Despedem-se cordialmente. Conrado é tomado por uma sensação agradável, sente-se leve. Imediatamente, dirige-se ao banheiro e, enquanto apara a barba, não consegue esquecer-se da fala da mulher: — “Temos que celebrar a vida, não estamos mortos, ainda!”
Pela primeira vez, nos últimos meses da quarentena ele consegue ter um sono tranquilo. Acorda com a figura da vizinha em seus pensamentos. Minutos depois, ouve o som da campainha. Na porta, Raquel com uma xicara de café, um pedaço de bolo e um sorriso angelical oferece tudo aquilo ao homem, que outrora parecera desanimado. Isso se repetiria por vários dos dias da quarentena, que fora prorrogada até o natal. O noticiário também informara que, quem estivera em completo isolamento nos últimos meses poderia compartilhar do mesmo ambiente com pessoas nas mesmas condições. Uma vacina estava sendo testada em alguns países e o resultado parecia animador. As autoridades informaram que os heróis anônimos seguiriam na linha de frente, enquanto que os demais continuassem em isolamento, tomando os devidos cuidados de sempre.
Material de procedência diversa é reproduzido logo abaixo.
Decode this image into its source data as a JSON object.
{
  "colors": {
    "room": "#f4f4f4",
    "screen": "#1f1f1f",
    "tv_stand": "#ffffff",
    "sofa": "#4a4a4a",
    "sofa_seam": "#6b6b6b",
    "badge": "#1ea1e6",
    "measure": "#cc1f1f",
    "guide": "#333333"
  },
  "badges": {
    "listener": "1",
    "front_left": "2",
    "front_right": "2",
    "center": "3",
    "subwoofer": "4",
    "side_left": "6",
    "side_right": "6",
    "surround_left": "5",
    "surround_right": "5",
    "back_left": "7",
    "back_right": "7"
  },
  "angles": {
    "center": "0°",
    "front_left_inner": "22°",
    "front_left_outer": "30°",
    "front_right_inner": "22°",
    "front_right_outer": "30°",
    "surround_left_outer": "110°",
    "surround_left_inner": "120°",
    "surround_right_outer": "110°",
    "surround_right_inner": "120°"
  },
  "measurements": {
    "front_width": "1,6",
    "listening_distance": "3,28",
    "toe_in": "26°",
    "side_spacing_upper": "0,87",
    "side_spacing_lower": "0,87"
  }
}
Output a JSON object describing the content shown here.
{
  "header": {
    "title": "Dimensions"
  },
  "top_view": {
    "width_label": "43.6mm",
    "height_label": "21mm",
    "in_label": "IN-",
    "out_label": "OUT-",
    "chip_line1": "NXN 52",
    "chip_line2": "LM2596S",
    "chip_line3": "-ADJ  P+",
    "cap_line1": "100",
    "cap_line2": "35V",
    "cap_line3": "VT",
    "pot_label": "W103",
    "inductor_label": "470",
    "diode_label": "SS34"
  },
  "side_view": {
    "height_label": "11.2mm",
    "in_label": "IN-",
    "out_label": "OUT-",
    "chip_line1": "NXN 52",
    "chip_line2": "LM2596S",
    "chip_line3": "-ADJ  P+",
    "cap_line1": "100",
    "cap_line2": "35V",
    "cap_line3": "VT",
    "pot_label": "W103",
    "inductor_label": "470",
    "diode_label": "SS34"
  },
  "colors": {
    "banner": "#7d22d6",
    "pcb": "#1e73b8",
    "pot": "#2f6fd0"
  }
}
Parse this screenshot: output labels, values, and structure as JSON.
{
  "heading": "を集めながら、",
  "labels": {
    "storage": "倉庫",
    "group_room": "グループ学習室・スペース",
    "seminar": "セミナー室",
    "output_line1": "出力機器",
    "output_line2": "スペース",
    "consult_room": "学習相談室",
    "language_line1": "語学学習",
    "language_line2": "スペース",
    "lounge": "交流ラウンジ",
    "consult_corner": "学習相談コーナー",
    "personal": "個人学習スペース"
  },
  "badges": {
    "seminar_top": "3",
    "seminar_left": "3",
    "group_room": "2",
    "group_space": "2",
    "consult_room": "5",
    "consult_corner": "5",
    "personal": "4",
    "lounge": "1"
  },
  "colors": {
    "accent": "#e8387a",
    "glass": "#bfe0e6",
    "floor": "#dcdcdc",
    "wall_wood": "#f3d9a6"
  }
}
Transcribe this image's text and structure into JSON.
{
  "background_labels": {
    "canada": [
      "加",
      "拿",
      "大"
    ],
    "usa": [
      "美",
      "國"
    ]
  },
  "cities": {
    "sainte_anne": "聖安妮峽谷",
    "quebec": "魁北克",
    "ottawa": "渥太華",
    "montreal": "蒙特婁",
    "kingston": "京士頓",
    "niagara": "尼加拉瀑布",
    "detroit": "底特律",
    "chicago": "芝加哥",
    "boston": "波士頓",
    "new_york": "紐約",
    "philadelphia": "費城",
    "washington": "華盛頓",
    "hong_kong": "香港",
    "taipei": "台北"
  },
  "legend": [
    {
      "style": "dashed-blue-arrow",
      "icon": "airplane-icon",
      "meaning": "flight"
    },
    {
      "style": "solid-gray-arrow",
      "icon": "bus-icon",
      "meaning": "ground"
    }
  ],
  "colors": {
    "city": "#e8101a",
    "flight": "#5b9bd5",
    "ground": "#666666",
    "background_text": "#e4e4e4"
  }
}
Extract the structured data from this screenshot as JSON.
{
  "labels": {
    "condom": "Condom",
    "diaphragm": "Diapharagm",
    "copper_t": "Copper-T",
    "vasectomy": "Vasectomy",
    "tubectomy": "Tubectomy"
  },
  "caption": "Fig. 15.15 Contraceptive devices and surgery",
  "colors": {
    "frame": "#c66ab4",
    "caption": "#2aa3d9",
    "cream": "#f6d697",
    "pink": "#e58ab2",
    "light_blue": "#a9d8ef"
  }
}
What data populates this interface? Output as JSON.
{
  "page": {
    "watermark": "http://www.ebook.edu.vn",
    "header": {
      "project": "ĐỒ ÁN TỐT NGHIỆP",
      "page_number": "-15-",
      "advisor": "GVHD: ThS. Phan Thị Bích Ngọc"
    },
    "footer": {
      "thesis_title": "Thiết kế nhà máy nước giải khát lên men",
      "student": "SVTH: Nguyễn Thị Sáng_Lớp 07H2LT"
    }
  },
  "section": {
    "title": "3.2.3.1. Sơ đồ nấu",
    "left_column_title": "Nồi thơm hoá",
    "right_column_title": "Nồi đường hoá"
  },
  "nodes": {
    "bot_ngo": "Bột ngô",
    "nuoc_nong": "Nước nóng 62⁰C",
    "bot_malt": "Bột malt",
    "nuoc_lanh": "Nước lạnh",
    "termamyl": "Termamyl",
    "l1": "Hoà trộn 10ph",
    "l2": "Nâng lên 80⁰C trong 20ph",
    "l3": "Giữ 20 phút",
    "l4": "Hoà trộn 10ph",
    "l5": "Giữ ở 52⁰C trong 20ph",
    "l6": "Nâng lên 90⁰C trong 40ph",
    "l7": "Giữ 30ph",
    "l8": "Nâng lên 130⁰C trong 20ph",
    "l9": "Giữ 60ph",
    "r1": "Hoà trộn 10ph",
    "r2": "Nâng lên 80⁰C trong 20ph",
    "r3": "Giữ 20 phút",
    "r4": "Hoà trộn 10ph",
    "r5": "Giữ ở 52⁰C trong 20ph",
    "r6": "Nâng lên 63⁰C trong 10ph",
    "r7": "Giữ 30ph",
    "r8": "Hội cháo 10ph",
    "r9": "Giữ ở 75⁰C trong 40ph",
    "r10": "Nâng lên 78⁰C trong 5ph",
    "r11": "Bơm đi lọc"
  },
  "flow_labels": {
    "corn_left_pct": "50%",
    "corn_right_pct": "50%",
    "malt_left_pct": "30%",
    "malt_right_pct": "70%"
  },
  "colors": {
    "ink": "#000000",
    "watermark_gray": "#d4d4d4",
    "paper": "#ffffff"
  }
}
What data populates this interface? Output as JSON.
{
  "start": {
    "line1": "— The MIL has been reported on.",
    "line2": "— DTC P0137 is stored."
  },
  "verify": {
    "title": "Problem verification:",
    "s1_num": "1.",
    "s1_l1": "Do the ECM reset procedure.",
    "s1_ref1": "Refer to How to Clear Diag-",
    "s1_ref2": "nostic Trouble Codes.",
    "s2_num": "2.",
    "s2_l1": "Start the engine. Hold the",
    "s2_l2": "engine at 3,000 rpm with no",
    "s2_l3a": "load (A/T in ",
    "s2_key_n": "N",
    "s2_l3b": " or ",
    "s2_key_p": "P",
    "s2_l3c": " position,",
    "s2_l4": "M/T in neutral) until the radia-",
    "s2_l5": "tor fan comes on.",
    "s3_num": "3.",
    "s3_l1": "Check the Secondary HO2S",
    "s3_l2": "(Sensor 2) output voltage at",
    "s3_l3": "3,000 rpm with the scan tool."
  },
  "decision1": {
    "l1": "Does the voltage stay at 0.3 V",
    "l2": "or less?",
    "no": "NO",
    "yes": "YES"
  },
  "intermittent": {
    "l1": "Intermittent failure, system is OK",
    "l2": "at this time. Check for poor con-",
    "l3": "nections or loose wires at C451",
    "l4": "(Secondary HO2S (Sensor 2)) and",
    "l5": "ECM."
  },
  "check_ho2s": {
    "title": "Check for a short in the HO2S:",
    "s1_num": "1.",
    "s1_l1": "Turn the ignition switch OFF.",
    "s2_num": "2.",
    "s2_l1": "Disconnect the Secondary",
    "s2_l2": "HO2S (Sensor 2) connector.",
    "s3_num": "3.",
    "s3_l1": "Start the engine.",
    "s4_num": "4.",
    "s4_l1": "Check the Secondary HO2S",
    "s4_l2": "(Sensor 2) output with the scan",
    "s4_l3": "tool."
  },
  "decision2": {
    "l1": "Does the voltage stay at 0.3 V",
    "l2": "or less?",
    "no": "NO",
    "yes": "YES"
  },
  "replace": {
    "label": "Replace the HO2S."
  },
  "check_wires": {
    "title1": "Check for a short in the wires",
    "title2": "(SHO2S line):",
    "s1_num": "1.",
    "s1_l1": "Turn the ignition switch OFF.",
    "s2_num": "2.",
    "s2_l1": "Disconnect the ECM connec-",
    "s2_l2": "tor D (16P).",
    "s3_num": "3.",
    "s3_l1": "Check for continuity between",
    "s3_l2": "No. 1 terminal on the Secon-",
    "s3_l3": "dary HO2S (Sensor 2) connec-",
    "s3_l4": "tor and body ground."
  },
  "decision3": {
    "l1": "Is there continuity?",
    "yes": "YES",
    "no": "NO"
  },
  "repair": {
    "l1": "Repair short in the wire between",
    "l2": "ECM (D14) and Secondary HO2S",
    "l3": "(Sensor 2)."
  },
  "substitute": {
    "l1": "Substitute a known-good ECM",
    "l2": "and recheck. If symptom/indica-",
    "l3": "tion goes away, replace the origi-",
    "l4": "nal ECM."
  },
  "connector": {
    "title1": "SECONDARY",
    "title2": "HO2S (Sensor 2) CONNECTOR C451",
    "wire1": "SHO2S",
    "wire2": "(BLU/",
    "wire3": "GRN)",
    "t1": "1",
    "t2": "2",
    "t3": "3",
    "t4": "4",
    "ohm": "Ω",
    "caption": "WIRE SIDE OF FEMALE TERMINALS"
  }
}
Para comemorar os avanços da ciência, Conrado convida Raquel para brindar a ocasião com uma garrafa de vinho que há muito mantinha guardada. A mulher aceita desde que ele esteja trajado com o pijama azul. Nessa noite, toda a preocupação acumulada durante o período de confinamento é amenizado com sorrisos, carinhos, cumplicidades e sonhos. O que ambos não esperavam diante das incertezas enfrentadas ao longo do período de confinamento era um alento, e que seriam seriamente infectados pelo vírus da esperança.